8.2 Sequential Analysis of the Same Cells with Different Probes
LSC allows one to integrate the results of two or more measurements into a single file (the “file-merge” feature). This attribute provides the means to measure the same cells more than once, using different settings or probes (70). For example, it is possible to set the integration contour first on the nucleus and subsequently on the entire cell. This approach enables one to separately measure particular constituents in the nucleus and in the entire cell. Such analysis has been applied to reveal translocation of cyclin B1, detected immunocytochemically, from cytoplasm to nucleus during mitosis (71).

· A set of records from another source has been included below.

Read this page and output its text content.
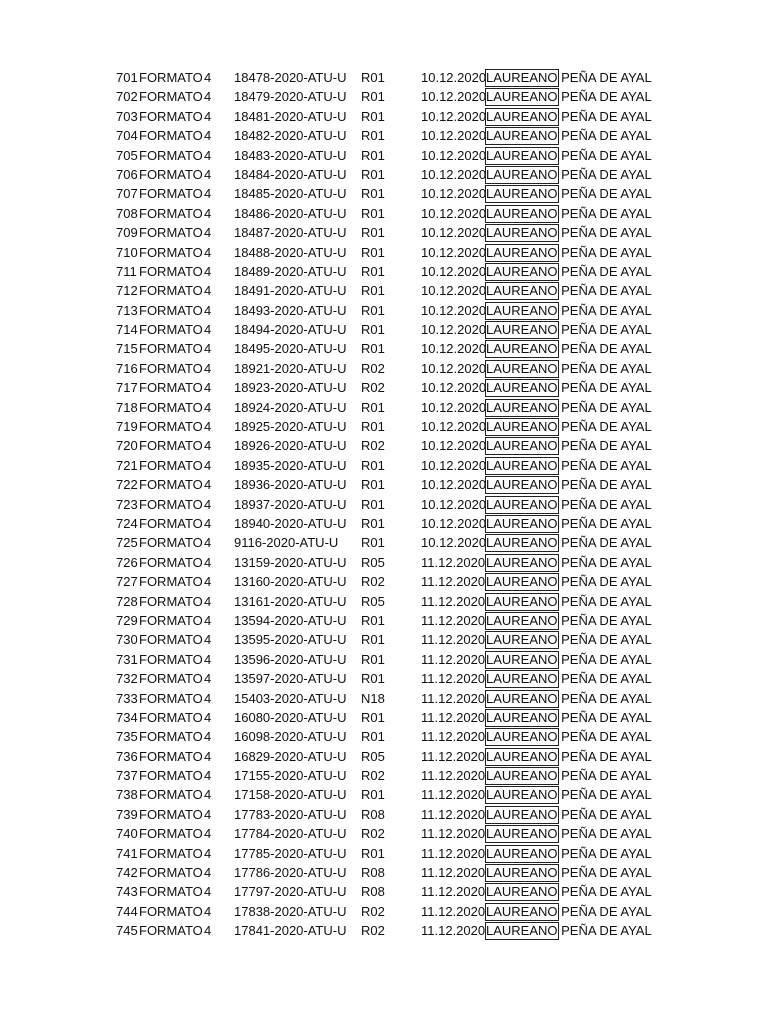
701 FORMATO 4 18478-2020-ATU-U R01	10.12.2020 LAUREANO PEÑA DE AYAL
702 FORMATO 4 18479-2020-ATU-U R01	10.12.2020 LAUREANO PEÑA DE AYAL
703 FORMATO 4 18481-2020-ATU-U R01	10.12.2020 LAUREANO PEÑA DE AYAL
704 FORMATO 4 18482-2020-ATU-U R01	10.12.2020 LAUREANO PEÑA DE AYAL
705 FORMATO 4 18483-2020-ATU-U R01	10.12.2020 LAUREANO PEÑA DE AYAL
706 FORMATO 4 18484-2020-ATU-U R01	10.12.2020 LAUREANO PEÑA DE AYAL
707 FORMATO 4 18485-2020-ATU-U R01	10.12.2020 LAUREANO PEÑA DE AYAL
708 FORMATO 4 18486-2020-ATU-U R01	10.12.2020 LAUREANO PEÑA DE AYAL
709 FORMATO 4 18487-2020-ATU-U R01	10.12.2020 LAUREANO PEÑA DE AYAL
710 FORMATO 4 18488-2020-ATU-U R01	10.12.2020 LAUREANO PEÑA DE AYAL
711 FORMATO 4 18489-2020-ATU-U R01	10.12.2020 LAUREANO PEÑA DE AYAL
712 FORMATO 4 18491-2020-ATU-U R01	10.12.2020 LAUREANO PEÑA DE AYAL
713 FORMATO 4 18493-2020-ATU-U R01	10.12.2020 LAUREANO PEÑA DE AYAL
714 FORMATO 4 18494-2020-ATU-U R01	10.12.2020 LAUREANO PEÑA DE AYAL
715 FORMATO 4 18495-2020-ATU-U R01	10.12.2020 LAUREANO PEÑA DE AYAL
716 FORMATO 4 18921-2020-ATU-U R02	10.12.2020 LAUREANO PEÑA DE AYAL
717 FORMATO 4 18923-2020-ATU-U R02	10.12.2020 LAUREANO PEÑA DE AYAL
718 FORMATO 4 18924-2020-ATU-U R01	10.12.2020 LAUREANO PEÑA DE AYAL
719 FORMATO 4 18925-2020-ATU-U R01	10.12.2020 LAUREANO PEÑA DE AYAL
720 FORMATO 4 18926-2020-ATU-U R02	10.12.2020 LAUREANO PEÑA DE AYAL
721 FORMATO 4 18935-2020-ATU-U R01	10.12.2020 LAUREANO PEÑA DE AYAL
722 FORMATO 4 18936-2020-ATU-U R01	10.12.2020 LAUREANO PEÑA DE AYAL
723 FORMATO 4 18937-2020-ATU-U R01	10.12.2020 LAUREANO PEÑA DE AYAL
724 FORMATO 4 18940-2020-ATU-U R01	10.12.2020 LAUREANO PEÑA DE AYAL
725 FORMATO 4 9116-2020-ATU-U R01	10.12.2020 LAUREANO PEÑA DE AYAL
726 FORMATO 4 13159-2020-ATU-U R05	11.12.2020 LAUREANO PEÑA DE AYAL
727 FORMATO 4 13160-2020-ATU-U R02	11.12.2020 LAUREANO PEÑA DE AYAL
728 FORMATO 4 13161-2020-ATU-U R05	11.12.2020 LAUREANO PEÑA DE AYAL
729 FORMATO 4 13594-2020-ATU-U R01	11.12.2020 LAUREANO PEÑA DE AYAL
730 FORMATO 4 13595-2020-ATU-U R01	11.12.2020 LAUREANO PEÑA DE AYAL
731 FORMATO 4 13596-2020-ATU-U R01	11.12.2020 LAUREANO PEÑA DE AYAL
732 FORMATO 4 13597-2020-ATU-U R01	11.12.2020 LAUREANO PEÑA DE AYAL
733 FORMATO 4 15403-2020-ATU-U N18	11.12.2020 LAUREANO PEÑA DE AYAL
734 FORMATO 4 16080-2020-ATU-U R01	11.12.2020 LAUREANO PEÑA DE AYAL
735 FORMATO 4 16098-2020-ATU-U R01	11.12.2020 LAUREANO PEÑA DE AYAL
736 FORMATO 4 16829-2020-ATU-U R05	11.12.2020 LAUREANO PEÑA DE AYAL
737 FORMATO 4 17155-2020-ATU-U R02	11.12.2020 LAUREANO PEÑA DE AYAL
738 FORMATO 4 17158-2020-ATU-U R01	11.12.2020 LAUREANO PEÑA DE AYAL
739 FORMATO 4 17783-2020-ATU-U R08	11.12.2020 LAUREANO PEÑA DE AYAL
740 FORMATO 4 17784-2020-ATU-U R02	11.12.2020 LAUREANO PEÑA DE AYAL
741 FORMATO 4 17785-2020-ATU-U R01	11.12.2020 LAUREANO PEÑA DE AYAL
742 FORMATO 4 17786-2020-ATU-U R08	11.12.2020 LAUREANO PEÑA DE AYAL
743 FORMATO 4 17797-2020-ATU-U R08	11.12.2020 LAUREANO PEÑA DE AYAL
744 FORMATO 4 17838-2020-ATU-U R02	11.12.2020 LAUREANO PEÑA DE AYAL
745 FORMATO 4 17841-2020-ATU-U R02	11.12.2020 LAUREANO PEÑA DE AYAL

Another application of the file-merge feature of LSC was used for the analysis of cellular DNA and double-stranded (ds) RNA (72). Cells were stained with propidium iodide (PI) and measured twice, prior to, and after incubation with RNase. The integrated value of PI intensity of individual cells during the first measurement was proportional to their DNA plus ds RNA content. The PI fluorescence intensity during the subsequent measurement was due to the dye interaction with DNA only. Thus, when the second measurement was subtracted from the first measurement, the difference (“Differential Fluorescence”; DF) represented the RNA-associated PI fluorescence only. DF was then used as a separate parameter that was recorded in list mode in the merged file. Cellular protein was also counterstained, but with a fluorochrome of another color of emission than PI. The multiparameter analysis of these data made it possible to correlate, within the same cells, the cellular ds RNA content with DNA content (cell cycle position) or with protein content (72). This approach, using DF as an additional, discrete parameter for bivariate or multivariate analysis, extends the application of LSC for bivariate or multivariate analysis of other cell constituents which may be differentially stained with fluorochromes displaying the same wavelength of emission.